Никто из собравшихся возле умиравшего Толстого и затем вспоминавших об этих днях (некоторые вели дневники) не заметил
Толстой заметил. Интересовался ее судьбой.
«Л.Н. спросил, замужем ли она или нет, – писал Озолин. – Узнав, что нет, он сказал: „Это хорошо“».
Самой же Марфушке умирающий однажды деликатно посоветовал: «Ты тихонечко, а то столик уронишь…»
Перед смертью ему примерещились две женщины.
Одной он испугался, увидав ее лицо, и просил занавесить окно. Возможно, это был призрак жены (может быть, и не призрак). Ко второй он явно стремился, когда открыл глаза и, глядя вверх, громко воскликнул: «Маша!
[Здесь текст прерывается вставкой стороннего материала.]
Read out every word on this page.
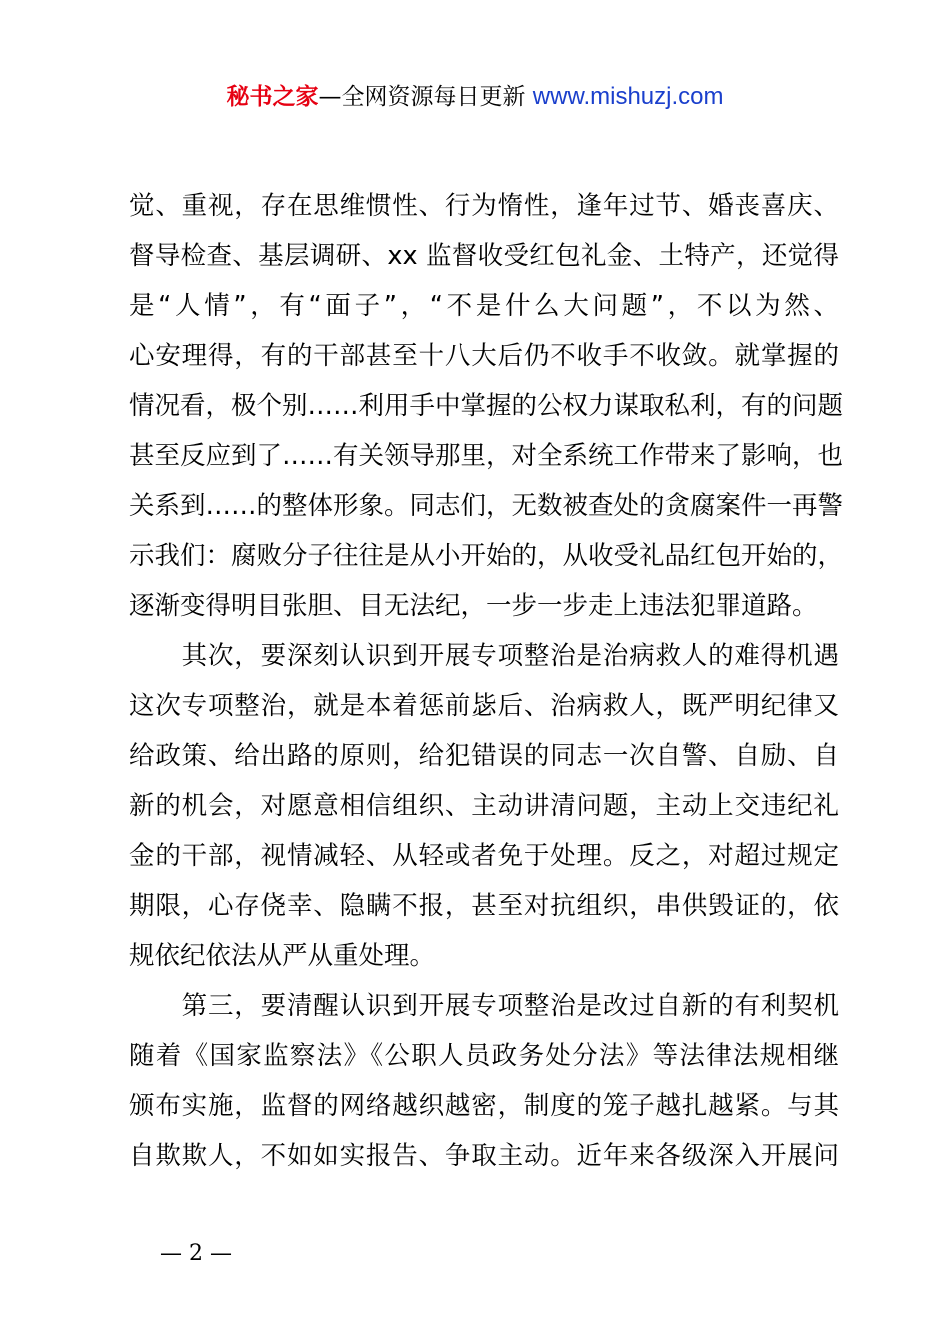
秘书之家—全网资源每日更新 www.mishuzj.com
觉、重视，存在思维惯性、行为惰性，逢年过节、婚丧喜庆、
督导检查、基层调研、xx 监督收受红包礼金、土特产，还觉得
是“人情”，有“面子”，“不是什么大问题”，不以为然、
心安理得，有的干部甚至十八大后仍不收手不收敛。就掌握的
情况看，极个别……利用手中掌握的公权力谋取私利，有的问题
甚至反应到了……有关领导那里，对全系统工作带来了影响，也
关系到……的整体形象。同志们，无数被查处的贪腐案件一再警
示我们：腐败分子往往是从小开始的，从收受礼品红包开始的，
逐渐变得明目张胆、目无法纪，一步一步走上违法犯罪道路。
　　其次，要深刻认识到开展专项整治是治病救人的难得机遇
这次专项整治，就是本着惩前毖后、治病救人，既严明纪律又
给政策、给出路的原则，给犯错误的同志一次自警、自励、自
新的机会，对愿意相信组织、主动讲清问题，主动上交违纪礼
金的干部，视情减轻、从轻或者免于处理。反之，对超过规定
期限，心存侥幸、隐瞒不报，甚至对抗组织，串供毁证的，依
规依纪依法从严从重处理。
　　第三，要清醒认识到开展专项整治是改过自新的有利契机
随着《国家监察法》《公职人员政务处分法》等法律法规相继
颁布实施，监督的网络越织越密，制度的笼子越扎越紧。与其
自欺欺人，不如如实报告、争取主动。近年来各级深入开展问
— 2 —
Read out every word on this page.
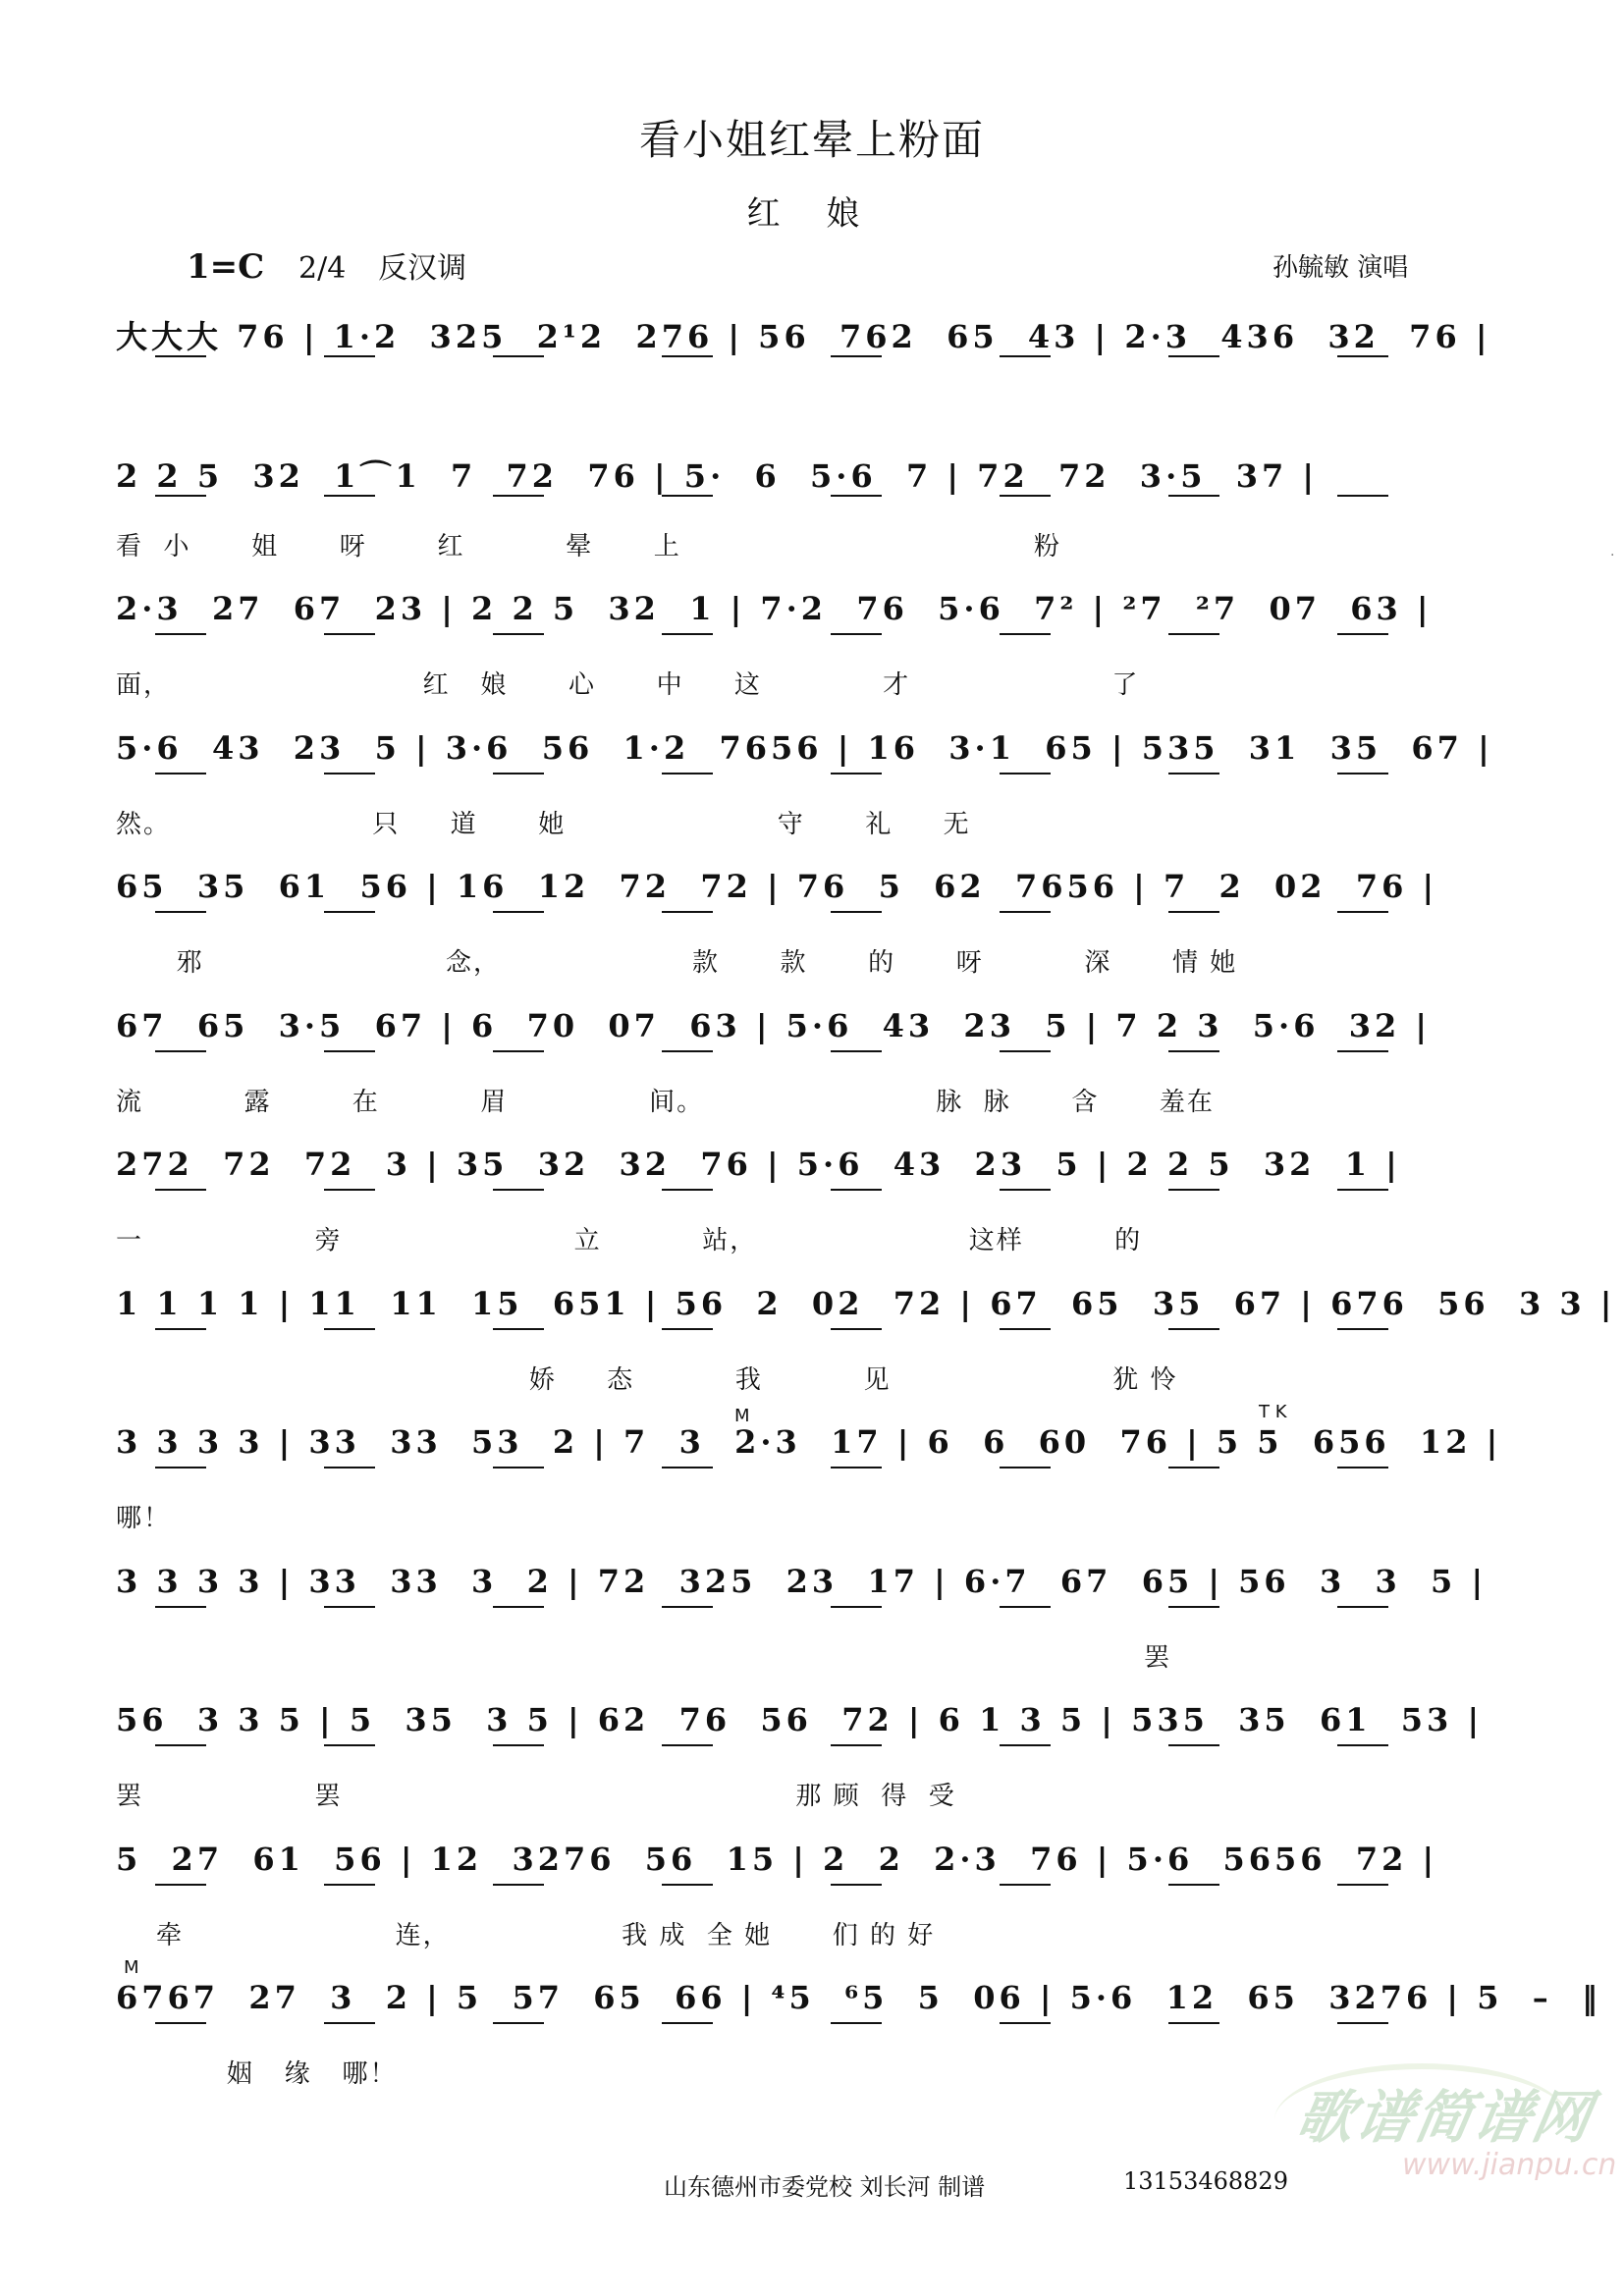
看小姐红晕上粉面
红 娘
1=C 2/4 反汉调	孙毓敏 演唱
大大大 76 | 1·2  325  2¹2  276 | 56  762  65  43 | 2·3  436  32  76 |
2 2 5  32  1⌒1  7  72  76 | 5·  6  5·6  7 | 72  72  3·5  37 |
看  小      姐      呀       红          晕      上                                   粉
2·3  27  67  23 | 2 2 5  32  1 | 7·2  76  5·6  7² | ²7  ²7  07  63 |
面，                         红   娘      心      中     这            才                    了
5·6  43  23  5 | 3·6  56  1·2  7656 | 16  3·1  65 | 535  31  35  67 |
然。                    只     道      她                     守      礼     无
65  35  61  56 | 16  12  72  72 | 76  5  62  7656 | 7  2  02  76 |
邪                        念，                   款      款      的      呀          深      情 她
67  65  3·5  67 | 6  70  07  63 | 5·6  43  23  5 | 7 2 3  5·6  32 |
流          露        在          眉              间。                       脉  脉      含      羞在
272  72  72  3 | 35  32  32  76 | 5·6  43  23  5 | 2 2 5  32  1 |
一                 旁                       立          站，                     这样         的
1 1 1 1 | 11  11  15  651 | 56  2  02  72 | 67  65  35  67 | 676  56  3 3 |
娇     态          我          见                      犹 怜
3 3 3 3 | 33  33  53  2 | 7  3  2·3  17 | 6  6  60  76 | 5 5  656  12 |
哪！
3 3 3 3 | 33  33  3  2 | 72  325  23  17 | 6·7  67  65 | 56  3  3  5 |
罢
56  3 3 5 | 5  35  3 5 | 62  76  56  72 | 6 1 3 5 | 535  35  61  53 |
罢                 罢                                             那 顾  得  受
5  27  61  56 | 12  3276  56  15 | 2  2  2·3  76 | 5·6  5656  72 |
牵                     连，                 我 成  全 她      们 的 好
6767  27  3  2 | 5  57  65  66 | ⁴5  ⁶5  5  06 | 5·6  12  65  3276 | 5  –  ‖
姻   缘   哪！
T K
M
M
山东德州市委党校 刘长河 制谱	13153468829
歌谱简谱网
www.jianpu.cn
·
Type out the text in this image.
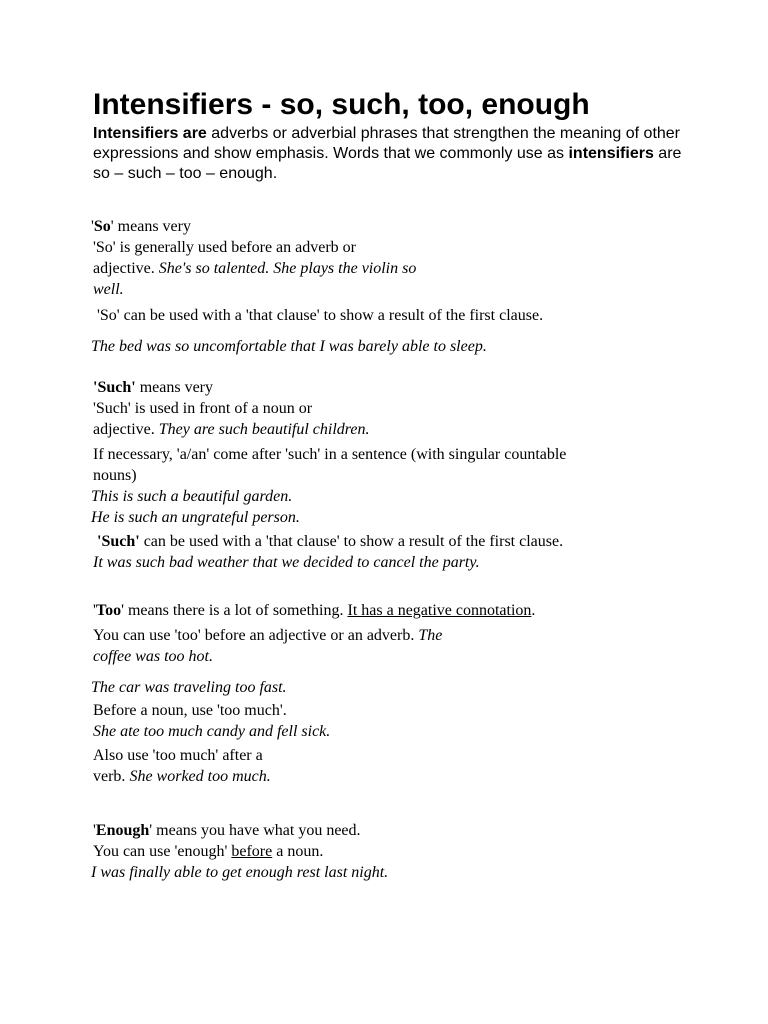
Intensifiers - so, such, too, enough

Intensifiers are adverbs or adverbial phrases that strengthen the meaning of other expressions and show emphasis. Words that we commonly use as intensifiers are so – such – too – enough.

'So' means very
'So' is generally used before an adverb or
adjective. She's so talented. She plays the violin so
well.
'So' can be used with a 'that clause' to show a result of the first clause.
The bed was so uncomfortable that I was barely able to sleep.
'Such' means very
'Such' is used in front of a noun or
adjective. They are such beautiful children.
If necessary, 'a/an' come after 'such' in a sentence (with singular countable
nouns)
This is such a beautiful garden.
He is such an ungrateful person.
'Such' can be used with a 'that clause' to show a result of the first clause.
It was such bad weather that we decided to cancel the party.
'Too' means there is a lot of something. It has a negative connotation.
You can use 'too' before an adjective or an adverb. The
coffee was too hot.
The car was traveling too fast.
Before a noun, use 'too much'.
She ate too much candy and fell sick.
Also use 'too much' after a
verb. She worked too much.
'Enough' means you have what you need.
You can use 'enough' before a noun.
I was finally able to get enough rest last night.
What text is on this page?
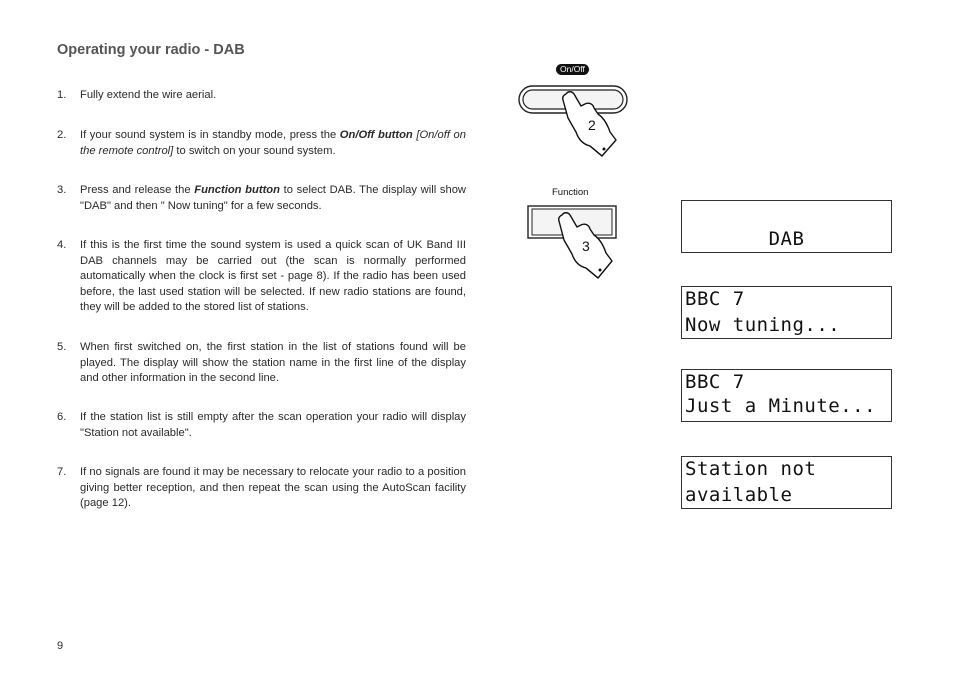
Operating your radio - DAB
1.	Fully extend the wire aerial.
2.	If your sound system is in standby mode, press the On/Off button [On/off on the remote control] to switch on your sound system.
3.	Press and release the Function button to select DAB. The display will show "DAB" and then " Now tuning" for a few seconds.
4.	If this is the first time the sound system is used a quick scan of UK Band III DAB channels may be carried out (the scan is normally performed automatically when the clock is first set - page 8). If the radio has been used before, the last used station will be selected. If new radio stations are found, they will be added to the stored list of stations.
5.	When first switched on, the first station in the list of stations found will be played. The display will show the station name in the first line of the display and other information in the second line.
6.	If the station list is still empty after the scan operation your radio will display "Station not available".
7.	If no signals are found it may be necessary to relocate your radio to a position giving better reception, and then repeat the scan using the AutoScan facility (page 12).
On/Off
2
Function
3	DAB
BBC 7
Now tuning...
BBC 7
Just a Minute...
Station not
available
9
Маша!» «У меня дрожь пробежала по спине, – писал С.Л. Толстой. – Я понял, что он вспомнил смерть моей сестры Маши, которая была ему особенно близка (Маша умерла тоже от воспаления легких в ноябре 1906 года)».
В жизни Толстого было три Марии, которых он особенно любил: дочь, сестра и мать…
Мать Мария Николаевна Толстая скончалась, когда Левочке не было и двух лет. Он не знал ее лица, а портретов ее, кроме искусно вырезанного силуэта, не сохранилось. Ближе к концу жизни Толстой стал, с одной стороны, наделять образ матери внеземными чертами, а с другой – тянулся к ней именно как младенец. В марте 1906 года он написал на клочке бумаги: «Целый день тупое, тоскливое состояние. К вечеру состояние это перешло в умиление, желание ласки – любви. Хотелось, как детьми, прильнуть к любящему, жалеющему существу и умиленно плакать и быть утешаемым. Но кто такое существо, к которому бы я мог прильнуть так? Перебираю всех любимых мною людей – ни один не годится. К кому же прильнуть? Сделаться маленьким и к матери, как я представляю ее себе.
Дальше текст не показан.